2026年1月に米国で開始された当初のGoogle AI Plusは、月額7.99ドル(当時のレートで約1,200円)、ストレージは200GBでした 。それが今回、月額4.99ドル(日本では750円)へと約38%値下げされ、ストレージは400GBへと倍増したのです
。
2026年5月のGoogle I/Oで、同社のAIサブスクリプションは根本的な再構築が行われました。それまで一本だった「Google One AI Premium」プランは、より多層的なファミリーへと進化したのです 。

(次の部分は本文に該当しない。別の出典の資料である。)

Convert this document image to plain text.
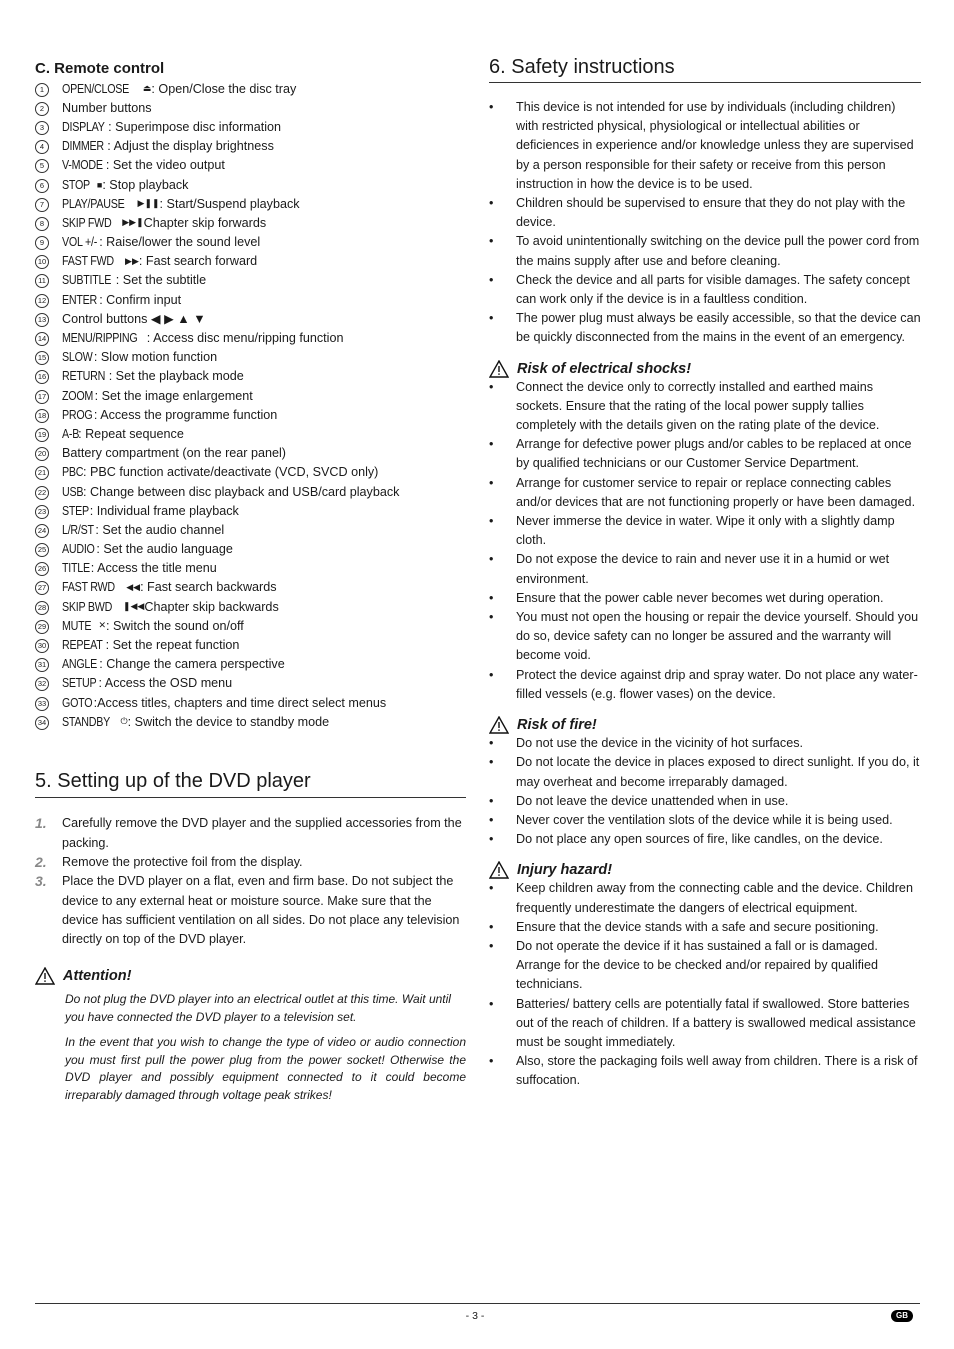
C. Remote control
1	OPEN/CLOSE ⏏ : Open/Close the disc tray
2	Number buttons
3	DISPLAY : Superimpose disc information
4	DIMMER : Adjust the display brightness
5	V-MODE : Set the video output
6	STOP ■ : Stop playback
7	PLAY/PAUSE ▶❚❚ : Start/Suspend playback
8	SKIP FWD ▶▶❚ Chapter skip forwards
9	VOL +/- : Raise/lower the sound level
10	FAST FWD ▶▶ : Fast search forward
11	SUBTITLE : Set the subtitle
12	ENTER : Confirm input
13	Control buttons ◀ ▶ ▲ ▼
14	MENU/RIPPING : Access disc menu/ripping function
15	SLOW : Slow motion function
16	RETURN : Set the playback mode
17	ZOOM : Set the image enlargement
18	PROG : Access the programme function
19	A-B : Repeat sequence
20	Battery compartment (on the rear panel)
21	PBC : PBC function activate/deactivate (VCD, SVCD only)
22	USB : Change between disc playback and USB/card playback
23	STEP : Individual frame playback
24	L/R/ST : Set the audio channel
25	AUDIO : Set the audio language
26	TITLE : Access the title menu
27	FAST RWD ◀◀ : Fast search backwards
28	SKIP BWD ❚◀◀ Chapter skip backwards
29	MUTE ✕ : Switch the sound on/off
30	REPEAT : Set the repeat function
31	ANGLE : Change the camera perspective
32	SETUP : Access the OSD menu
33	GOTO :Access titles, chapters and time direct select menus
34	STANDBY ⏻ : Switch the device to standby mode
5. Setting up of the DVD player
1.	Carefully remove the DVD player and the supplied accessories from the packing.
2.	Remove the protective foil from the display.
3.	Place the DVD player on a flat, even and firm base. Do not subject the device to any external heat or moisture source. Make sure that the device has sufficient ventilation on all sides. Do not place any television directly on top of the DVD player.
Attention!
Do not plug the DVD player into an electrical outlet at this time. Wait until you have connected the DVD player to a television set.
In the event that you wish to change the type of video or audio connection you must first pull the power plug from the power socket! Otherwise the DVD player and possibly equipment connected to it could become irreparably damaged through voltage peak strikes!
6. Safety instructions
•	This device is not intended for use by individuals (including children) with restricted physical, physiological or intellectual abilities or deficiences in experience and/or knowledge unless they are supervised by a person responsible for their safety or receive from this person instruction in how the device is to be used.
•	Children should be supervised to ensure that they do not play with the device.
•	To avoid unintentionally switching on the device pull the power cord from the mains supply after use and before cleaning.
•	Check the device and all parts for visible damages. The safety concept can work only if the device is in a faultless condition.
•	The power plug must always be easily accessible, so that the device can be quickly disconnected from the mains in the event of an emergency.
Risk of electrical shocks!
•	Connect the device only to correctly installed and earthed mains sockets. Ensure that the rating of the local power supply tallies completely with the details given on the rating plate of the device.
•	Arrange for defective power plugs and/or cables to be replaced at once by qualified technicians or our Customer Service Department.
•	Arrange for customer service to repair or replace connecting cables and/or devices that are not functioning properly or have been damaged.
•	Never immerse the device in water. Wipe it only with a slightly damp cloth.
•	Do not expose the device to rain and never use it in a humid or wet environment.
•	Ensure that the power cable never becomes wet during operation.
•	You must not open the housing or repair the device yourself. Should you do so, device safety can no longer be assured and the warranty will become void.
•	Protect the device against drip and spray water. Do not place any water-filled vessels (e.g. flower vases) on the device.
Risk of fire!
•	Do not use the device in the vicinity of hot surfaces.
•	Do not locate the device in places exposed to direct sunlight. If you do, it may overheat and become irreparably damaged.
•	Do not leave the device unattended when in use.
•	Never cover the ventilation slots of the device while it is being used.
•	Do not place any open sources of fire, like candles, on the device.
Injury hazard!
•	Keep children away from the connecting cable and the device. Children frequently underestimate the dangers of electrical equipment.
•	Ensure that the device stands with a safe and secure positioning.
•	Do not operate the device if it has sustained a fall or is damaged. Arrange for the device to be checked and/or repaired by qualified technicians.
•	Batteries/ battery cells are potentially fatal if swallowed. Store batteries out of the reach of children. If a battery is swallowed medical assistance must be sought immediately.
•	Also, store the packaging foils well away from children. There is a risk of suffocation.
- 3 -	GB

さらに、利用制限のモデルも、1日あたりの回数制限から、「計算処理の消費量」に基づくシステムへと移行しました。これは、簡単なテキストでの質問はクオータの消費が少なく、動画生成や複雑なコーディング依頼は多く消費する仕組みです 。
月額750円で400GBのクラウドストレージが付帯するGoogle AI Plusは、主要IT企業が提供する有料AIプランの中でも、価格面での競争力が極めて高くなりました。AIアクセスとストレージを別々に提供する競合他社とは異なり、両者をバンドルすることで、特にライトユーザー層への訴求力を高めています。
今回の再編により、Googleは明確な「アップセル(上位プランへの誘導)のはしご」を完成させました。月額750円のPlusから始め、利用が増えれば2,900円のPro、さらには14,500円、29,000円のUltraへと段階的に移行できる道筋を用意したのです 。最上位プランにはYouTube Premiumや20TBのストレージも含まれており、単なるAIアドオンではなく、ヘビーユーザー向けの総合的な生産性バンドルとしての地位を確立しています
。
この動きは、2つの方向性を持つ競争戦略として読み解けます。1つは、参入障壁を大きく下げることで、より多くの一般ユーザーを自社のAIエコシステムに引き込むこと。もう1つは、プロフェッショナルや開発者といった高負荷な利用者を、最上位プランでしっかりと囲い込むことです 。